A gripping narrative involving substance abuse and addiction doesn’t benefit a great deal from the presence of Marilyn Monroe symbolism, in King Brilliant Theatre’s Heroin(e) for Breakfast.
Don’t let King Brilliant Theatre’s poster image fool you; Heroin(e) for Breakfast is far more about the first six letters of its title’s operative word than one of the world’s most enduring iconic figures. I guess I arrived particularly interested in the way M. Monroe would be involved in the narrative, knowing her addiction was not to heroine but barbiturates. Unfortunately, Marilyn seemed to function as merely a symbolic representation of the allure of drug abuse – the mistress whose shoes no girlfriend can fill.
In the end though, this physical theatre offering’s story – of three young people who gave up their future for the deadly substance that makes life “more fun” – still drew me in. It was turned out to be in spite of, rather than as the consequence of, the Marilyn Monroe character.
For me, Amy-Lewise Spurgeon’s Monroe doesn’t demonstrate quite enough of a charismatic presence to hold the story together as the symbolic representation of heroin’s irresistibility. In many cases, you could put this down to rather sparse blocking – with Spurgeon just standing in a pose, perhaps without fully understanding, or at least effectively communicating to the audience, why that is so. Moreover, she just doesn’t seem to be enjoying it that much – and the audience misses the charming playfulness that the figure she’s portraying is so well-known for.
Regardless though, the rest of the story about the paths into addiction of 30-something Tommy (Lee Bainbridge), his barely-of-age girlfriend Edie (Kiera Parker) and his flatmate Chloe (Kirsty Anne Green) pulls the viewer in slowly.
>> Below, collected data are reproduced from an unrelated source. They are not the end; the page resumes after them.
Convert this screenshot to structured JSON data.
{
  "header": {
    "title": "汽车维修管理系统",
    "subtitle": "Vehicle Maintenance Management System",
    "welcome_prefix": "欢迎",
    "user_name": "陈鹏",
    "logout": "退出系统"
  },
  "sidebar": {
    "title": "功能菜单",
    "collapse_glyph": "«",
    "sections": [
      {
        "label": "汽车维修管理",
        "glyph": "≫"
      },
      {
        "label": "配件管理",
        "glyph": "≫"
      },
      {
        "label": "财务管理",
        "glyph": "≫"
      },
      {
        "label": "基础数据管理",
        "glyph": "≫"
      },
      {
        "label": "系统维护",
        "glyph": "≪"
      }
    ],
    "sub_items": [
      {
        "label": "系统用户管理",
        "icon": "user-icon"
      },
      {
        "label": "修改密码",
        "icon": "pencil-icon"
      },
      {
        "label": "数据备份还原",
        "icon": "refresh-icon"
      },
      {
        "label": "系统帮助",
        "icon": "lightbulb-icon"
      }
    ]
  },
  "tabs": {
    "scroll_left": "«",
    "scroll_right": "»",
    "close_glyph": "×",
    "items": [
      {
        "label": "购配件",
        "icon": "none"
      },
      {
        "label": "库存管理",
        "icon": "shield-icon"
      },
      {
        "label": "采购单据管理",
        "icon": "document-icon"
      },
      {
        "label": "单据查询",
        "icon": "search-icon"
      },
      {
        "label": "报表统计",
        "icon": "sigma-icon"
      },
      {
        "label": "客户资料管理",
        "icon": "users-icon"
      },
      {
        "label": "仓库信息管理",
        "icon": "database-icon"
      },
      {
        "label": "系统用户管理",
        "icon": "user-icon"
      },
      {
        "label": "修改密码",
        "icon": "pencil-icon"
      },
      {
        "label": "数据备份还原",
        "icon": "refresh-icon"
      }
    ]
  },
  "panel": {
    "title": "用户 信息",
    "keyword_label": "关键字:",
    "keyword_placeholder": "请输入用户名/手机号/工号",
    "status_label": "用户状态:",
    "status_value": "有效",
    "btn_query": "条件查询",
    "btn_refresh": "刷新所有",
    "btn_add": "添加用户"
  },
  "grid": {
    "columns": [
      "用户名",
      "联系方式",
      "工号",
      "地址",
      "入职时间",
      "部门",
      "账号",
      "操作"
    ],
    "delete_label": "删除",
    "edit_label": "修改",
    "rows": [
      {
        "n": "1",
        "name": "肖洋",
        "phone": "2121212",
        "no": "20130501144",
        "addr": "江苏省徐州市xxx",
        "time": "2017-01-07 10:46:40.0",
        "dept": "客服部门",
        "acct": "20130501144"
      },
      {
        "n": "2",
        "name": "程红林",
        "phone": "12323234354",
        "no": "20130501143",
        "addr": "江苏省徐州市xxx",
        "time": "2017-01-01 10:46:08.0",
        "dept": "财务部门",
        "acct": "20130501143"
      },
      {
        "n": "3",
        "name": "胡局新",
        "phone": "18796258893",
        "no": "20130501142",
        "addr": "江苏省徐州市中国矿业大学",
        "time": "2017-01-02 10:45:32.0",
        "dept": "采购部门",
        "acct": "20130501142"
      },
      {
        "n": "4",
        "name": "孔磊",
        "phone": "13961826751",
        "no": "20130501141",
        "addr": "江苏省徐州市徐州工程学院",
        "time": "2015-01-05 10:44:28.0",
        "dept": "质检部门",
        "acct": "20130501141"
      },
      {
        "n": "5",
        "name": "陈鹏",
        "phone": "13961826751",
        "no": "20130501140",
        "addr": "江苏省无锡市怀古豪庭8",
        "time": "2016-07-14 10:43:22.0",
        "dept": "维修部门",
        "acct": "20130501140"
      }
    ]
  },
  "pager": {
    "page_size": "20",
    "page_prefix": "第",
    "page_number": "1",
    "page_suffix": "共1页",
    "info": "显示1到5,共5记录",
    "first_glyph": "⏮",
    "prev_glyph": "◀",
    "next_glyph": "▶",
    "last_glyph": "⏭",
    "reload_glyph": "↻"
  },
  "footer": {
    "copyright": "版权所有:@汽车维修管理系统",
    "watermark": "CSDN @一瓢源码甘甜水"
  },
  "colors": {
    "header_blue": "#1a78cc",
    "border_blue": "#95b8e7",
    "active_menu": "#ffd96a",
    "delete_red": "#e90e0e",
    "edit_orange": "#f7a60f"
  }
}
As irritating as Tommy is with his stories of sex and upcoming revolution, and, in all honestly, as pathetic as the story of falling-for-the-wrong-guy can be, there’s a disturbing sense of the characters and the plot being more realistic than we would like to believe. The three characters rather soon become all too human, and that is by far the show’s greatest strength.
Finally, it seems significant – and nicely so – that the piece sits in a morning slot at this year’s Fringe. The smart start time puts the topic of drug addiction right where it should be observed: under the broad daylight, and not something to be hidden in darkness in the hope it’ll resolve itself.